Renal Insufficiency: The effect of renal
disease has not been studied. However, since sibutramine and its two
active metabolites are eliminated by hepatic metabolism, renal
disease is unlikely to have a significant effect on their
disposition. Elimination of the inactive hydroxy-metabolites, which
are renally excreted, may be affected in this population. REDUCTIL
should not be used in patients with severe renal impairment
Hepatic Insufficiency: In a study, with
patients with moderate hepatic impairment receiving a single 15mg
oral dose of sibutramine, the combined AUCs of the two active
metabolites were increased by 24% compared to healthy subjects while
plasma concentrations of the two inactive hydroxy-metabolites were
unchanged. The observed differences in concentrations of the active
metabolites do not warrant dosage adjustment in patients with mild
to moderate hepatic impairment. REDUCTIL should not be used in
patients with severe hepatic dysfunction.
Indications
REDUCTIL is
indicated for the management of obesity, including weight loss and
maintenance of weight loss, and should be used in conjunction with a
reduced calorie diet.
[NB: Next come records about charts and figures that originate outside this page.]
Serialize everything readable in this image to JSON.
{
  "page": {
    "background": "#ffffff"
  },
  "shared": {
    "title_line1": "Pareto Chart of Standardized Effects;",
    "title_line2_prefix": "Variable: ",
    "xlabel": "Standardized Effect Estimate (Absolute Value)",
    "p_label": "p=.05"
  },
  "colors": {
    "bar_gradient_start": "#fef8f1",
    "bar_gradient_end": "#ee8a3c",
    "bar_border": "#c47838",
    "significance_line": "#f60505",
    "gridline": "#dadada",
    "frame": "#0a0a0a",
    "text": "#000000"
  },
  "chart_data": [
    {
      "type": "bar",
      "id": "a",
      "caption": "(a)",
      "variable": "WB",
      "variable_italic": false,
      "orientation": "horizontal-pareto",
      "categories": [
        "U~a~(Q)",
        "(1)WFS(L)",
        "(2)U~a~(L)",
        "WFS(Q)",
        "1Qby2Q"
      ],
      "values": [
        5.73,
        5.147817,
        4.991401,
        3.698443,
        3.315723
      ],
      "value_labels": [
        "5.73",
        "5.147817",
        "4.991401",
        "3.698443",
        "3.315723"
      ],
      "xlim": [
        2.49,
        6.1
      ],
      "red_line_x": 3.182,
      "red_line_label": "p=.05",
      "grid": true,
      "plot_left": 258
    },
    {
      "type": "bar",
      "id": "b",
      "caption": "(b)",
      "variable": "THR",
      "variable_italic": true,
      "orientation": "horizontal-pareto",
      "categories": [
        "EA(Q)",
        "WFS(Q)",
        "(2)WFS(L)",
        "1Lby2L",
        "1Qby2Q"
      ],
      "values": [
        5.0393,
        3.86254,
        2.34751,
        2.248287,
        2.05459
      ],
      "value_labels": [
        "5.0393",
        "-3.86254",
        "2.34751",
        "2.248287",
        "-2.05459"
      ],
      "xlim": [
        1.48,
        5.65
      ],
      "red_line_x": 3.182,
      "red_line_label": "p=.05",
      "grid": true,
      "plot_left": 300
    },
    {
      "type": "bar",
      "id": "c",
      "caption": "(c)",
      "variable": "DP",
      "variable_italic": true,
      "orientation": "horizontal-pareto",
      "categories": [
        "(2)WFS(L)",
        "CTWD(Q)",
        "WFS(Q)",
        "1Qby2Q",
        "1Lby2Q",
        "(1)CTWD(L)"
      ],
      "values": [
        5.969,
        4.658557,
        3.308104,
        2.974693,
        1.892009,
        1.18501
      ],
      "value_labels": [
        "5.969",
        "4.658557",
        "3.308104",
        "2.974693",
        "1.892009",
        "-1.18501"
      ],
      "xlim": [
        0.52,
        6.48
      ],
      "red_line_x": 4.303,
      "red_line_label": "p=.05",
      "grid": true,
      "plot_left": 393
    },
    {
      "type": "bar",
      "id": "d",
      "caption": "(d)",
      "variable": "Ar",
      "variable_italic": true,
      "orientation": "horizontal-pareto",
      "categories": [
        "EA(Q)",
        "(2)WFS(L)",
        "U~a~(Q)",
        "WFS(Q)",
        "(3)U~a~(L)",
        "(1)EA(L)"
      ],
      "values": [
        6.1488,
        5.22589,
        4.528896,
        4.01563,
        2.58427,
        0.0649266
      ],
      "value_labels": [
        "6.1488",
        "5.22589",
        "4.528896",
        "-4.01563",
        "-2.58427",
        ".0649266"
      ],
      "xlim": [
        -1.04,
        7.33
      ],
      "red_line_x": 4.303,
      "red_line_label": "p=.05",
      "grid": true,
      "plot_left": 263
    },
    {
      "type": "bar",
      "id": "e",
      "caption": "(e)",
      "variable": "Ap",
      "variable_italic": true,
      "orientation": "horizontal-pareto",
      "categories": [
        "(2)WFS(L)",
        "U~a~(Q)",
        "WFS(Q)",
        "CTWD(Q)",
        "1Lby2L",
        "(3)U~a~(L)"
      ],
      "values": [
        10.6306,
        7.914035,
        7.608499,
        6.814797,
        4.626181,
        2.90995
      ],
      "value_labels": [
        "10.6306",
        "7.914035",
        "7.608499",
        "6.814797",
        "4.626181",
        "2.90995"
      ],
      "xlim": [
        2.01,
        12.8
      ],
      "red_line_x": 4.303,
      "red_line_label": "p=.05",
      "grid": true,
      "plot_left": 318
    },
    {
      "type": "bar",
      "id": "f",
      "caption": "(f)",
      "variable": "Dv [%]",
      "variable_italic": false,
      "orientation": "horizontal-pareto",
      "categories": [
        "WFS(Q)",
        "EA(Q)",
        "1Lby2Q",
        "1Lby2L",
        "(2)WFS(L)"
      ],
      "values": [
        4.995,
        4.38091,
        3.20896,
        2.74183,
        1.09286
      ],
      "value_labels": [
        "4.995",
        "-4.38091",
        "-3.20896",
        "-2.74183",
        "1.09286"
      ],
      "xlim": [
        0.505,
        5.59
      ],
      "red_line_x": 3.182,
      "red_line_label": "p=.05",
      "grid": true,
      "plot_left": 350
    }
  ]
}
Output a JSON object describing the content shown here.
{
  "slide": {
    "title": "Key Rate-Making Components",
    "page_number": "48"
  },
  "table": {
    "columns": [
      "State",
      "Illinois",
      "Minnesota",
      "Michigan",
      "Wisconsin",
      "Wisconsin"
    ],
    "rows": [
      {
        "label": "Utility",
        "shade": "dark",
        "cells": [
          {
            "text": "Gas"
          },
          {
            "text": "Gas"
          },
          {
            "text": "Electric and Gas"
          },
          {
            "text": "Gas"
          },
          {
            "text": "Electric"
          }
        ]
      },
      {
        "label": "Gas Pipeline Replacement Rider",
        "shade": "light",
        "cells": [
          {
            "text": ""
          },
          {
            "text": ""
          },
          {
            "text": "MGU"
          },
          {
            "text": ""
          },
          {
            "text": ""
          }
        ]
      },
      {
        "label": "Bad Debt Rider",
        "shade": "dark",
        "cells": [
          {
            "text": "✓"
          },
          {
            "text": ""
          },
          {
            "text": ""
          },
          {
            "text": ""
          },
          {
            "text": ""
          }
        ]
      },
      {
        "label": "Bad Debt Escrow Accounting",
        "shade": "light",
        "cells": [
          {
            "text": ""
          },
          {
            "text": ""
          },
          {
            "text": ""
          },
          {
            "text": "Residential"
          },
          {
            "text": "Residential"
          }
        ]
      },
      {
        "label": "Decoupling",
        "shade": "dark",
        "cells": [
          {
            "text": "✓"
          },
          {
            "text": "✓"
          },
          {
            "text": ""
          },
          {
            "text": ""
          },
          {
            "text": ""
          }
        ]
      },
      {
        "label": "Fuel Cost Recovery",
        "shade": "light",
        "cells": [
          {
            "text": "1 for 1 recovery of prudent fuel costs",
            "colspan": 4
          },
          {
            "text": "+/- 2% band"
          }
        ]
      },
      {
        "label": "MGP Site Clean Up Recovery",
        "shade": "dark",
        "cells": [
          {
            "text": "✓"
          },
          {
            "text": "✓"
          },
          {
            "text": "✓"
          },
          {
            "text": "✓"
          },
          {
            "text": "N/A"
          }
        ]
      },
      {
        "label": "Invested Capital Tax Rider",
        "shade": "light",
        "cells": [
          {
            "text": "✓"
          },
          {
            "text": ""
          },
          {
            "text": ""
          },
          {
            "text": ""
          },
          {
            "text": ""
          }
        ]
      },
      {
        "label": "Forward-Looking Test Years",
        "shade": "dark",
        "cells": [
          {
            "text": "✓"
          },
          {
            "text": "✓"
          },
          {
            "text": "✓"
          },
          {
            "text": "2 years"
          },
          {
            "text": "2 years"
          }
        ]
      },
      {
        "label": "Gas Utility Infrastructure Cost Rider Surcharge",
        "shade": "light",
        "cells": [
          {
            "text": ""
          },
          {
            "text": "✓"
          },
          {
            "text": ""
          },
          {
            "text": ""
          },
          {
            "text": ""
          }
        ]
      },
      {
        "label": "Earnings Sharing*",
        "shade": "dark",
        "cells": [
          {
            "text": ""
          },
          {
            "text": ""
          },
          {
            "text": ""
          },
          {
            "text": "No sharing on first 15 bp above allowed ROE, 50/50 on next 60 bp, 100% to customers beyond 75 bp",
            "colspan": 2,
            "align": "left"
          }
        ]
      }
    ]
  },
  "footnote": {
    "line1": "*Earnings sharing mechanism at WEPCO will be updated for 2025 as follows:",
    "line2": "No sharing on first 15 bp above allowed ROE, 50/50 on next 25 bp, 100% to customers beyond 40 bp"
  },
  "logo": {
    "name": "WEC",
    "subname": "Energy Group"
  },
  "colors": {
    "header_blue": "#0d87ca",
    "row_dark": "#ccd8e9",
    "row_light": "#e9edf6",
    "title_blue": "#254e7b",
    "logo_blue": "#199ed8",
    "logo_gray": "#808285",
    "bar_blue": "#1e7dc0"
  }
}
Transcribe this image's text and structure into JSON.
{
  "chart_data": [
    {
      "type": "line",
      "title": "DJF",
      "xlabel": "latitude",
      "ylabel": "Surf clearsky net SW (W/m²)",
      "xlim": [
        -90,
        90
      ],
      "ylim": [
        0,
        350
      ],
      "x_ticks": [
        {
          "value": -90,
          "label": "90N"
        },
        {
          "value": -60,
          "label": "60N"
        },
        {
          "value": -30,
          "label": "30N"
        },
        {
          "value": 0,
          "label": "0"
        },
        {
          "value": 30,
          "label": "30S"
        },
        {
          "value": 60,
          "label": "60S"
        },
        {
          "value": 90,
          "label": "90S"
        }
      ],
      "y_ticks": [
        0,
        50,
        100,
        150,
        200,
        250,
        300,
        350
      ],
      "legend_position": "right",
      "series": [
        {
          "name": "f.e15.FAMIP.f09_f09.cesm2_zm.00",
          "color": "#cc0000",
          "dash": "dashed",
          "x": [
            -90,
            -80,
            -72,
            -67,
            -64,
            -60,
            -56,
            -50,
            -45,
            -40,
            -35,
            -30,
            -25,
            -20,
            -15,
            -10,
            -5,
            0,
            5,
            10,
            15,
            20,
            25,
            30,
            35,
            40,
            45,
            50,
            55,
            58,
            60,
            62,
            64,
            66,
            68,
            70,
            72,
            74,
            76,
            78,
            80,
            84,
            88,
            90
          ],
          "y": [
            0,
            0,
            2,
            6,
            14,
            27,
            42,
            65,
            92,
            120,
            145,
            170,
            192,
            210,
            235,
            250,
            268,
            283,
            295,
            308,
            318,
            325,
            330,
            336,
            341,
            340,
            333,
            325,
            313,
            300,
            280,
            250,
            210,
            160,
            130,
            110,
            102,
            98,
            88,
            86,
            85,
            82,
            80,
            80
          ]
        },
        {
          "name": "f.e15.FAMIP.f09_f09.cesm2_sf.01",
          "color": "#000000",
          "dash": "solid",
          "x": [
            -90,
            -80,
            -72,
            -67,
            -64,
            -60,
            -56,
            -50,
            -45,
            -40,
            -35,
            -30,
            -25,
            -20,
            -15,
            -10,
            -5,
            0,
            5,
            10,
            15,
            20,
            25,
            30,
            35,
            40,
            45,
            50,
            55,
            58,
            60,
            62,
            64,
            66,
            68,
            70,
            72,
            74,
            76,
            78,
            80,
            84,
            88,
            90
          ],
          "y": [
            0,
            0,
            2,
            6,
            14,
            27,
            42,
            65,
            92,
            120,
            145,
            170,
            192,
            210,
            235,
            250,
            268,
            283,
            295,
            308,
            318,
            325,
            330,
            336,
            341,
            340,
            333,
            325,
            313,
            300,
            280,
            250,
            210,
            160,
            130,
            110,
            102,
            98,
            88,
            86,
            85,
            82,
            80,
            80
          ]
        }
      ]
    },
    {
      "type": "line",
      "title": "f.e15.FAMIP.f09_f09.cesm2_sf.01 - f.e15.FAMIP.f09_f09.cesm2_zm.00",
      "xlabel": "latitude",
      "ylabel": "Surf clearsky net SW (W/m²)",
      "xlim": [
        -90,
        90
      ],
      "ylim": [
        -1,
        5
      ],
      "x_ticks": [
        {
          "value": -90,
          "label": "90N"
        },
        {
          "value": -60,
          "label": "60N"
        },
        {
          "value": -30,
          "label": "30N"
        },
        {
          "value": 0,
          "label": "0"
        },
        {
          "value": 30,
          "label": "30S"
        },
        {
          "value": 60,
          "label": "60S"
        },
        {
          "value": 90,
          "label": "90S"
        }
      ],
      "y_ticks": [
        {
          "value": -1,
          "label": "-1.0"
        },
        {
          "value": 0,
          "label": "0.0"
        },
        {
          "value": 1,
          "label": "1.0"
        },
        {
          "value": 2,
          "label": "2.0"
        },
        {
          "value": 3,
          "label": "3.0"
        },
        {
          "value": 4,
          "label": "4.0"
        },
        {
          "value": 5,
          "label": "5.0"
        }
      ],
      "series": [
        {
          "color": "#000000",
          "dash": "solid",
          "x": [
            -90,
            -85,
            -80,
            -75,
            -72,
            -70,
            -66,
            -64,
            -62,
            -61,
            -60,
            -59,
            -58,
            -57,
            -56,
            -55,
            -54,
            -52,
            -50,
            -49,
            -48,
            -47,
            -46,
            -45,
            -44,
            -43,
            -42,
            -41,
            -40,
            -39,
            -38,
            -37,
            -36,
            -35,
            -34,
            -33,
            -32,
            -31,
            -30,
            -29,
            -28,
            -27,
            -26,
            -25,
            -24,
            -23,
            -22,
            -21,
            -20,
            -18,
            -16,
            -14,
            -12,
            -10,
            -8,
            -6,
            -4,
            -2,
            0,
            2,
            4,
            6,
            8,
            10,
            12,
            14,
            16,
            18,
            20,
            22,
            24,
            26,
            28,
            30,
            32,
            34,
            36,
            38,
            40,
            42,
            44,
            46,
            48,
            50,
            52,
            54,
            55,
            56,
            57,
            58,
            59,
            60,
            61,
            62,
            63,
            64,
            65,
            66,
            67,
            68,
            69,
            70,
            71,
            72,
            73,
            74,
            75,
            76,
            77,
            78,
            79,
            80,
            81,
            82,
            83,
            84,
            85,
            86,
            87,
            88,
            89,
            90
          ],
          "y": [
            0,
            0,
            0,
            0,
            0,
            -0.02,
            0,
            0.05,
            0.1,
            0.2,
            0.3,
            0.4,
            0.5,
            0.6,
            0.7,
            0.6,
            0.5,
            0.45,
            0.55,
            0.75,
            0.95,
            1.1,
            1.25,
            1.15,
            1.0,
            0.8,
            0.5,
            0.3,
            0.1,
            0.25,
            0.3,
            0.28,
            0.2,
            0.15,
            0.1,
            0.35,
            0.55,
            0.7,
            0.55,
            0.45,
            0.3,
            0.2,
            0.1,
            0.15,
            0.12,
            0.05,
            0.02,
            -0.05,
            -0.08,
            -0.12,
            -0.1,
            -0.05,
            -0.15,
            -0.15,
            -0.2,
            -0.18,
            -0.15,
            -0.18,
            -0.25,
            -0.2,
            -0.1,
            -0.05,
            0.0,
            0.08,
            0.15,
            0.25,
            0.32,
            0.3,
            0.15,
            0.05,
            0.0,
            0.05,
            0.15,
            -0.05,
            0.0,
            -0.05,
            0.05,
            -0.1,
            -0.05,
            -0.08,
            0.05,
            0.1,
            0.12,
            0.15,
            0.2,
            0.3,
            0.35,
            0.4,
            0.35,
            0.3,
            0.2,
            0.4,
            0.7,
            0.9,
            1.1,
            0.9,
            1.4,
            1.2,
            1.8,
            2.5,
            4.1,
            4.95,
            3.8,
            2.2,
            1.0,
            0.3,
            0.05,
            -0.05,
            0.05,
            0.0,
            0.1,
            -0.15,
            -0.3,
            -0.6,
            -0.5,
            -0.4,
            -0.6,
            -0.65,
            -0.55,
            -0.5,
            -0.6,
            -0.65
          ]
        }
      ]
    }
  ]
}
REDUCTIL is recommended for obese patients
with an initial body mass index =30kg/m2, or = 27kg/m2
in the presence of other obesity-related risk factors (e.g.,
diabetes, dyslipidaemia, hypertension).
Reductil may only
be prescribed to patients who have not adequately responded to an
appropriate weight-reducing regimen alone (hypocaloric diet and/or
exercise) i.e patients who have difficulty achieving or maintaining
>5% weight loss within 3 months.
BMI is calculated
by taking the patient's weight, in kg, and dividing by the patient's
height, in meters, squared.
REDUCTIL is not
intended for use in obese children under 18 years as safety and
efficacy in this population has not been established.
REDUCTIL is not
intended for use in elderly patients over 65 years of age as safety
and efficacy in this population has not been established.